Ein Gendarmerieoffizier

fuhr im Urlaub einmal nach Trier.

Dort wollt‘ er `nen Kaffee

doch es gab nur noch Tee,

und so trank er dann lieber ein Bier.

In Halle an der Saale

In Halle an der Saale

stand mal der Mond, der fahle

in voller Schönheit am Firmament,

wie man ihn sonst nur von Postkarten kennt.

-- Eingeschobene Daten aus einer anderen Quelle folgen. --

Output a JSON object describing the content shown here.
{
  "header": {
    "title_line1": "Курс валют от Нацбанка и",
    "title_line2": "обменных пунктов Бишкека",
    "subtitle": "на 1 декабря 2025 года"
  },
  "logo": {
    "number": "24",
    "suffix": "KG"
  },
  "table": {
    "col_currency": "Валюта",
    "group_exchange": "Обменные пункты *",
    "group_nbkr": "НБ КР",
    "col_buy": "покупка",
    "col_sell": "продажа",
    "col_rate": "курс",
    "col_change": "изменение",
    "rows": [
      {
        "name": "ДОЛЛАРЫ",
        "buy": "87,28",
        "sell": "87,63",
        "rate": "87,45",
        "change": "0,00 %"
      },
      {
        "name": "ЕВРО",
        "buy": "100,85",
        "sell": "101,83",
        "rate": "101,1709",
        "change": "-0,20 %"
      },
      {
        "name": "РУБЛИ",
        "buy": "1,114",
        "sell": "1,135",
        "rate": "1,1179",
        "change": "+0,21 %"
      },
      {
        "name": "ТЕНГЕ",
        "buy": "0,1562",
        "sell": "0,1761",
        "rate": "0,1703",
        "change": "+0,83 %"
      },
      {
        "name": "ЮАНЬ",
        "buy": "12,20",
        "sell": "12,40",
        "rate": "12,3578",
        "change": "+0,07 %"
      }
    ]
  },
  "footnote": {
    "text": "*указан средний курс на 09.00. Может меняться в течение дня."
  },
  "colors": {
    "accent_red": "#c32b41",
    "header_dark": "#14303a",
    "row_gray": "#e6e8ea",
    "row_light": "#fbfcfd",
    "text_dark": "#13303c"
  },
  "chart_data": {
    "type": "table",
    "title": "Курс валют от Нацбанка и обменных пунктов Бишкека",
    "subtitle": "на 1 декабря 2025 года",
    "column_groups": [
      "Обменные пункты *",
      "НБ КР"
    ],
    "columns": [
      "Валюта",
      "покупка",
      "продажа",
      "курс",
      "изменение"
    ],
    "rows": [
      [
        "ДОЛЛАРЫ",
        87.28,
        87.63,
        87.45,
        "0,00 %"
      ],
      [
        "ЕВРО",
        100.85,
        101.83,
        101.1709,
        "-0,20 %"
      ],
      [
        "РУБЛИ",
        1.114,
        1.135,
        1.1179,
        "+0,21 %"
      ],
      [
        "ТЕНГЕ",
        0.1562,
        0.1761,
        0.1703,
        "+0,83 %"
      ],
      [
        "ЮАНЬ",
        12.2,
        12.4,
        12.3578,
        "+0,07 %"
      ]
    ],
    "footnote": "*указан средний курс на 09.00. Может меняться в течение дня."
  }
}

Doch dann hat er abgenommen

und ist zum Neumond verkommen,

wie wir daraus ersehn,

so kann‘s jedem ergehn,

da hilft auch kein Beten den Frommen.

Andy Borg

Wenn ich mir von Andy Borg

selbst auch nie sein Handy borg,

bin ich dennoch sicher, fast,

damit hab ich nichts verpasst!

Karel Gott

Karel Gott, der Prager Barde,

gehörte mal zur ersten Garde

der Schlagersänger deutscher Sprache,

ob‘s schön klang ist `ne andre Sache.

Pfeifen auf ewige Jugend

Ich mach‘ aus der Not eine Tugend

und pfeif‘ auf die ewige Jugend.

So werde ich halt

grau, faltig und alt

und hoff‘, dass man mich dann auch klug nennt.

Auf langen Kaffeefahrten

Wenn, auf langen Kaffeefahrten,

wir auf unsern Kaffee warten

und wir uns auf unsern treuen

Hund und unsern Garten freuen,

dann reift in uns die Erkenntnis:

schön, wenn so `ne Fahrt zu End‘ ist.

Der Dackel in Daglfing

Neulich war‘s in Daglfing,

dass man einen Dackel fing.

der hieß Waldi, oder so,

weil er aus dem Aldi floh.

Als man ihn nach Haus gebracht

hat er auf‘s Parkett gemacht.

Daraus kann man noch nicht schließen,

Dackel machten nie auf Fliesen.

Ein Dackel aus Wanne-Eickel

Ein Dackel aus Wanne-Eickel

war mit seinen Ohren recht heikel;

sie hingen herab,

im ganzen recht schlapp,

er hieß Michael oder „Meikel“.

Die Kirche San Lorenzo

In der Kirche San Lorenzo

Dachte ich bei mir: „hier brennt‘s wo!“

Doch dann sagte ich mir schlicht:

„Das ist nur das ewige Licht!“

Auf einen Pappdeckel geschrieben

Auf einen Deckel von Pappe

Leg‘ ich eine Mark, eine schlappe;

und wunder mich dann,

wenn ich doch zahlen kann,

weil die Mark war nur `ne Attrappe. (18.6.2000)

Casino

Wie sie in die Tiefe

ihrer aller leeren Gläser schauen,

an geplanten, und verpatzten,

an geträumten Chancen bauen.

Wie sie Plastikmarken dann

ein um andre vor sich werfen,

die gehofften, die verpfuschten

Chancen hinterher.

Im Nebel schleichen

Ganz gewohnt im Nebel schleichen,

mit Bewusstsein Geister sehn,

in vertrockneten Gedanken

und verstaubten Kleidern gehn.

Ich schau Bilder, die sich gleichen

und doch wanken und verwehn.

Bei schönen Feen

Wenn, bei einer schönen Fee,

ich an Finger oder Zeh‘

einen Ring der Ehe seh‘,

kann‘s geschehen, ich gesteh‘,

dass ich rasch von dannen geh‘. (19.8.2000)

Fisches Lippen

Oh, wie goldig war die Eine,

mit den Lippen eines Fischs,

mit den Augen von Asiaten

und dem ratlos lieben Blick.

Leichtlebiger hätt‘ ich sein gewollt

- ich war‘s nicht.

Vielleicht hat‘s nicht sein gesollt

- ich weiß nicht.

Leicht gewesen wäre es,

sie verliebt zu machen,

dabei wäre leichter noch

irgendwas zerbrochen.

Oh, wie bin ich nun erleichtert,

dass sie weg ist, wie enttäuscht

- ich frage, wo mein Herz

und wo der Zweck ist.

Pizza in der Mittagshitze

Willst du in der Mittagshitze

in die heiße Pizza beißen

oder lieber coole Witze

über die Stadt Nizza reißen?

Oder willst du doch vielmehr

baden in dem blauen Meer,

welches Côte d‘Azur genannt,

bzw. dessen Strand?

Wenn das so ist, rat ich dir:

Trink vorm Baden weder Bier,

Schampus, Schnaps noch Limonade,

denn es wär‘ doch wirklich schade,

wenn du grad so blau wie‘s Meer

schaukelst in den Well‘n umher

und am End‘, wir wolln‘s nicht hoffen,

bist im Mittelmeer ersoffen.

Drum iss lieber deine Pizza,

an der Côte d‘Azur, in Nizza,

reiß auch besser keine Witze:

Wer lacht schon gern zur Mittagshitze?